La photo a été capturée exactement le mercredi 26 octobre à 21h37 du temps universel coordonné (UTC), soit 23h37 heure française. Cela a été immortalisé par les astronomes qui gèrent le Solar Dynamics Observatory (SDO), un télescope spatial lancé en 2010 dont l’objectif principal est l’étude de l’étoile. L’image a été obtenue grâce à l’Extreme Ultraviolet Variability Experiment, un instrument qui fonctionne dans la longueur d’onde ultraviolette. Dans cette bande du spectre on peut admirer la couronne solaire, une gigantesque couche de gaz et de vapeurs de plusieurs millions de kilomètres d’épaisseur, dynamique et instable, constamment déformée par l’action des champs magnétiques.
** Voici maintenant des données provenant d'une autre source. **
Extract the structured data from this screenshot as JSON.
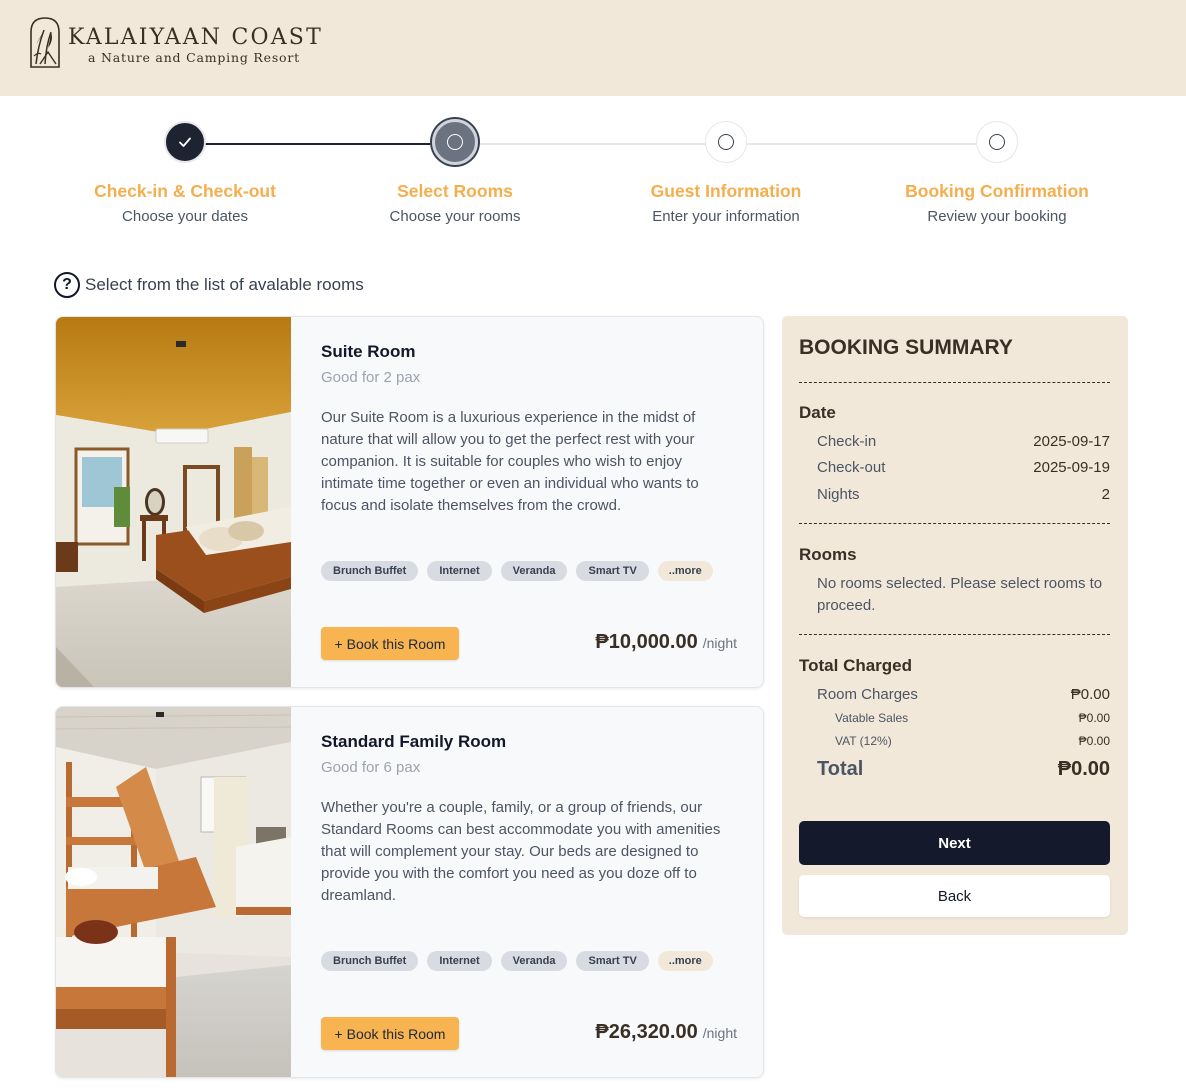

Les trous coronaux qui donnaient le sourire au Soleil sont des zones de la couronne caractérisées par des températures plus basses que les zones environnantes et par un plasma de densité plus faible. Comme pour les taches solaires, régions plus sombres, plus froides et fortement magnétiques de la photosphère, la fréquence et la distribution des trous coronaux sont liées au cycle de 11 ans du Soleil. Tous deux deviennent plus nombreux et visibles sur toute la surface en phase maximale, vers vers lequel nous nous dirigeons. Au ralenti, les trous coronaux sont concentrés aux pôles de l’étoile. Selon les estimations de la NASA, le pic d’activité magnétique est attendu en juillet 2025.

Les trous coronaux sont des passages pour le vent solaire, le flux de particules chargées électriquement (plasma) qui est constamment projeté dans l’espace. Lorsque le vent solaire atteint la Terre, il peut donner vie aux spectaculaires aurores polaires (dues à l’interaction avec le champ magnétique terrestre) mais aussi aux fameuses tempêtes géomagnétiques. Si le flux est émis par des éruptions ou des éjections de masse coronale (CME) d’énergie extrême, le vent solaire peut avoir un impact catastrophique sur la Terre, faisant frire les satellites, les lignes électriques, Internet, les systèmes de navigation et plus encore. Selon les experts, une tempête géomagnétique de classe G5 (la plus forte) pourrait nous renvoyer au Moyen Âge pendant des semaines ou des mois.

Mais nous pouvons être absolument calmes pour les trous coronaux qui ont fait « sourire » le Soleil. Le phénomène visuel impliqué s’appelle la paréidolie et c’est ce qui nous pousse à trouver des visages, des formes et des objets reconnaissables dans des motifs aléatoires (par exemple sur des nuages, ou peut-être dans les textures du carrelage de la salle de bain). Curieusement, tout le monde ne voit pas une étoile souriante dans le cliché SDO. Pour certains utilisateurs de Twitter, en effet, le visage du Soleil ressemblerait à celui de Stay Puft, le personnage gigantesque et emblématique de la saga cinématographique Ghostbusters.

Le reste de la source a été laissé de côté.